Para ele, é de suma importância que se crie um vínculo entre a criança e a linguagem a
ser aprendida, para, assim, facilitar o processo. Esse vínculo pode se dar através do
estabelecimento de pontos de contato entre a nova língua e a L1 do indivíduo.

Enquanto o ouvinte transformará seus desenhos em linguagem escrita, como uma


representação daquilo que pronunciava, a criança surda precisará aprender uma nova
língua, o português. Pois a escrita das palavras não detém o mesmo impacto na libras,
faz menos sentido devido a falta de oralidade, as letras para os ouvintes são um código
para os sons, tendo assim menos relações com os sinais.

Como é de conhecimento geral, muitas vezes o intérprete acaba tendo uma


função de “substituir” o professor. Quando este não tem uma preocupação com o aluno
surdo, seja por ignorância ou descaso, o intérprete passa a ser a única fonte de
conhecimento do aluno, além do material didático, onde precisa ouvir, interpretar e falar
por Libras simultaneamente, de forma que o aluno saia o menos prejudicado possível.

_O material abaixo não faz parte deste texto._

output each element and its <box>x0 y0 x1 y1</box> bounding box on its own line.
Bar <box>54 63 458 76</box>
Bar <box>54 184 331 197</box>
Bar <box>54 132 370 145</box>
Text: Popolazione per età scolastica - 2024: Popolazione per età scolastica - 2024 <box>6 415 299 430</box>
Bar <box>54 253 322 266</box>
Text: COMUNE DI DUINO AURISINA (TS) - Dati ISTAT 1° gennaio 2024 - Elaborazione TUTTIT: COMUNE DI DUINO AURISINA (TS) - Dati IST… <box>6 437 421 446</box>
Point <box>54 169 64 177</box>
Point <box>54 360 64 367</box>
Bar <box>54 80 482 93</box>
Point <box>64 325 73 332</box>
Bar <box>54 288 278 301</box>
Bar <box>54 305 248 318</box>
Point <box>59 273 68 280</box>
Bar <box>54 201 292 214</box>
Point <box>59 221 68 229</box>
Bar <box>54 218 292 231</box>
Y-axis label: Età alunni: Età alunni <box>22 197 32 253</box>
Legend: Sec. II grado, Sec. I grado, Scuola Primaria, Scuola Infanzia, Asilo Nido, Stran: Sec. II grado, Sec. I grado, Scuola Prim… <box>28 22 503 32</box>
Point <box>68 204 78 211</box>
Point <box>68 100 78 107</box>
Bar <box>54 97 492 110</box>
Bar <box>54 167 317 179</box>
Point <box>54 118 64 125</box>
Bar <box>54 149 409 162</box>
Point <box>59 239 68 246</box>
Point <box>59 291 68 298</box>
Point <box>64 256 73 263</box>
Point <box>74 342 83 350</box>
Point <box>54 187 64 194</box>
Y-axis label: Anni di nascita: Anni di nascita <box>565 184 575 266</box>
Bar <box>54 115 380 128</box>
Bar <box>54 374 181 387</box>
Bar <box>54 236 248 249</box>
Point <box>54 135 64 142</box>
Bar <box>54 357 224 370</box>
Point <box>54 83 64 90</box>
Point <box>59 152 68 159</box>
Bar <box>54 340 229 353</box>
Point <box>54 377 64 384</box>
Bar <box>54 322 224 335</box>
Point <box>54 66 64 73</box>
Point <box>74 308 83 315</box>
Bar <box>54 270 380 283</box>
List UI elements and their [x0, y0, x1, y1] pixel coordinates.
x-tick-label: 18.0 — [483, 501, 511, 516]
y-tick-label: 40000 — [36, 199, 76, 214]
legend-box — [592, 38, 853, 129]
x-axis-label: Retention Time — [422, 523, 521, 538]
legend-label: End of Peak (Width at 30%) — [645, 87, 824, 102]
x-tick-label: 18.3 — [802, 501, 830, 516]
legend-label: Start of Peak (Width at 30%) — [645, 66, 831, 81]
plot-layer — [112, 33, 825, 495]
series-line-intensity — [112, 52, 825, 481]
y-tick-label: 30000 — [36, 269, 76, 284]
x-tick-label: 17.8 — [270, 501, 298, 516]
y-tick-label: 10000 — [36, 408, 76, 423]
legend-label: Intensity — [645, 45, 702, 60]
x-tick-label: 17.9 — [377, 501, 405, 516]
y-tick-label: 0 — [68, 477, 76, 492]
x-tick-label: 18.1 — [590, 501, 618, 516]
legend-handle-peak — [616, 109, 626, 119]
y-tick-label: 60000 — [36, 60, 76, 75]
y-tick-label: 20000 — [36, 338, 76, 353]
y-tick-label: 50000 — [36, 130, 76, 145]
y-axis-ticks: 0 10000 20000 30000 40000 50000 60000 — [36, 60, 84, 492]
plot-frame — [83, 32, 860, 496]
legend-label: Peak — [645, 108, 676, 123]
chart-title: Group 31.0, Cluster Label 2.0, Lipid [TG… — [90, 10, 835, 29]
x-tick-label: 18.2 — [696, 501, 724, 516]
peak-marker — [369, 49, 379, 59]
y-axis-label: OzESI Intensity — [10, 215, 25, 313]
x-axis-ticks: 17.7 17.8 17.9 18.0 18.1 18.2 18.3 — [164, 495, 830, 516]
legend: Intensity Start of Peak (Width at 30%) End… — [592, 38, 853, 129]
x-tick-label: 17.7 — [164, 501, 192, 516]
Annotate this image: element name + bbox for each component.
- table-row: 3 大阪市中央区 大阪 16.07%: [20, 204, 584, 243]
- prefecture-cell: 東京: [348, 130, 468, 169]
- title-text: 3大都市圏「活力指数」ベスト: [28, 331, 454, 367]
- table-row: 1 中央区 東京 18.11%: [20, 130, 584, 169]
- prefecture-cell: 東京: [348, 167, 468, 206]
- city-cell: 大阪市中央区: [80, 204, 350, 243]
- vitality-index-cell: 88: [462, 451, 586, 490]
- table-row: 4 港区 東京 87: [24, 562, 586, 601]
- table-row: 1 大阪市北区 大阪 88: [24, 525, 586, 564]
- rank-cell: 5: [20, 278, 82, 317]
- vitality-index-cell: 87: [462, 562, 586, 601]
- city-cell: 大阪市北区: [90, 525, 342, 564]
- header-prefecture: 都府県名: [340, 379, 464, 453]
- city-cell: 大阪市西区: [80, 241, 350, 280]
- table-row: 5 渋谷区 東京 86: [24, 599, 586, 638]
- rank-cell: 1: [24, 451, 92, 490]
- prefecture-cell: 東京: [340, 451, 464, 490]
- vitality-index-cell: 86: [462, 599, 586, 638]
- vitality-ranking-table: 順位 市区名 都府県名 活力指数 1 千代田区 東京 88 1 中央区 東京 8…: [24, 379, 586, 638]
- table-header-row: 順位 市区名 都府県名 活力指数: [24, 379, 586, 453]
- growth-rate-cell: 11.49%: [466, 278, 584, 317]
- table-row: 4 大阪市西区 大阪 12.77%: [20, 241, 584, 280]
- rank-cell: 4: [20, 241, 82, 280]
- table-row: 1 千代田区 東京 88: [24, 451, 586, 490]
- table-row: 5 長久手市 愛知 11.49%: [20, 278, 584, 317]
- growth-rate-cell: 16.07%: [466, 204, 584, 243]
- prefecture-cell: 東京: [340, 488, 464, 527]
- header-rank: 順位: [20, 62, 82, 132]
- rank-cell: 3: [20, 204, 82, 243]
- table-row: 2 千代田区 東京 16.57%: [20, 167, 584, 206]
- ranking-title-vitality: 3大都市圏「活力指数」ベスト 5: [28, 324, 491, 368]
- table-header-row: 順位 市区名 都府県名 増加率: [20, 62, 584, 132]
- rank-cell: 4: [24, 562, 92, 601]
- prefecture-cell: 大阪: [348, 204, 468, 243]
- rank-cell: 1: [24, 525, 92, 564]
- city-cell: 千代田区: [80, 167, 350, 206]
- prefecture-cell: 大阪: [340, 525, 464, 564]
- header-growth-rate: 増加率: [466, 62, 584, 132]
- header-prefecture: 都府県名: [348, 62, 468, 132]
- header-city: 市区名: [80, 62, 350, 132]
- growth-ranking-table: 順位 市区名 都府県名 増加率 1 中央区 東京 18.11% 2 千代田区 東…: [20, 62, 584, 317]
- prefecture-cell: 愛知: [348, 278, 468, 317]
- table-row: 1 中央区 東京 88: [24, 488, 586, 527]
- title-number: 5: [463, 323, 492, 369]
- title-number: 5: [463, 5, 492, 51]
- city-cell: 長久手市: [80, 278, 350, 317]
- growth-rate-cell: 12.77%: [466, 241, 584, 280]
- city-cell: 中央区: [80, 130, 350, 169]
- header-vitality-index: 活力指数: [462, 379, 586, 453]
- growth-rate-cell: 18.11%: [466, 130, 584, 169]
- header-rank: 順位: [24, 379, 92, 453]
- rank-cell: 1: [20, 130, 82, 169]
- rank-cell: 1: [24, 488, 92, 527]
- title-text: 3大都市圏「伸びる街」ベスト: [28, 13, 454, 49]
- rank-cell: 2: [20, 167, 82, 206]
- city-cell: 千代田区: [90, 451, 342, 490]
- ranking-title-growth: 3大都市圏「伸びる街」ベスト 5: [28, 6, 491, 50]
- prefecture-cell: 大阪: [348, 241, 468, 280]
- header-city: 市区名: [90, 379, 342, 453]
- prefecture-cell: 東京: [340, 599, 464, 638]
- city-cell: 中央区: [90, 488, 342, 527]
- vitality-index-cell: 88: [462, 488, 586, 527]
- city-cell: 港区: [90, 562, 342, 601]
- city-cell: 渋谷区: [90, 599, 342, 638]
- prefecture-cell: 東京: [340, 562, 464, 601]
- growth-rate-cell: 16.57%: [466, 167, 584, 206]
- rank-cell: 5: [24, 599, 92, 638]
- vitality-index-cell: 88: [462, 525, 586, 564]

Um caso semelhante ocorreu na sala de aula da UFRJ do integrante Gabriel


Marques: o professor de Cálculo I, chileno, que falava praticamente em espanhol
fluente, lecionava uma matéria super complicada, de exatas, explicando numa
velocidade tão rápida que nem os alunos ouvintes conseguiam acompanhar. A
intérprete, que não era fluente em espanhol,pediu ao professor que falasse mais devagar
para que ela conseguisse passar a matéria ao aluno surdo, visto que além da velocidade,
os termos matemáticos não tinham sinal próprio, precisando sinalizar “por extenso”. A
resposta do professor foi negativa, dizendo que não seria possível falar mais devagar
pois a ementa era muito grande e ele não poderia atrasar a turma– era a primeira semana
de aula na ocasião.

Lodi apresenta o método de uma professora que encontrara com o autor em um


Congresso, onde ela apresentava reportagens de jornais televisivos (que foram
traduzidos por adultos surdos) aos alunos antes da leitura de reportagens escritas da
esfera jornalística a fim de familiarizá-los com a temática, visto que ela notava uma
certa dificuldade no entendimento pelos alunos de textos desse cunho. É interessante ver
como alguns professores utilizam e criam métodos para facilitar o entendimento de seus
alunos – algo que todos os professores deveriam saber para caso tenha alunos surdos.

No atual modelo de ensino, é notório que o aluno é muito prejudicado se não


possuir a dominância da língua portuguesa. Naturalmente, os alunos dependem do
português para todas as atividades disciplinares. A começar pelas ferramentas de
pesquisa,todos os livros didáticos, apostilas, materiais de consulta e sites na internet são
escritos na língua portuguesa, o que é um grande desafio para alguém que não domina
totalmente a língua. Na própria escrita do aluno, caso ele venha a escrever algo, seja
numa avaliação ou num trabalho próprio, existirão marcas que apontam para uma falta
de domínio da língua. Dessa forma, o aluno que não domina a língua portuguesa deve
receber uma avaliação condizente com as suas limitações. Não se pode exigir que o
aluno leia como os outros,que escreva como os outros,se apenas ele possui limitações na
língua. E isto não se aplica apenas à disciplina de Língua Portuguesa, mas todas as
outras que também utilizam materiais didáticos e explicações em português. Por fim,
vale ressaltar que a língua portuguesa pode ser ensinada como L2 se os processos
educacionais forem respeitosos com o desenvolvimento lingüístico dos alunos surdos.

Bibliografia:

DA SILVA , João Paulo Ferreira ; ROJAS, Angelina Accetta; TEIXEIRA, Gerlinde


Agate Platais Brasil. Acessibilidade comunicacional aos surdos em ambientes
culturais.Conhecimento&Diversidade,Niterói,jan/jun2015.

LODI, Ana Cláudia Balieiro. Ensino da língua portuguesa como segunda língua para
surdos: impacto na Educação Básica. In: COLEÇÃO UAB−UFSCAR - PEDAGOGIA.
Língua brasileiradesinais–Librasumaintrodução.SãoCarlos:UFSCar,2011.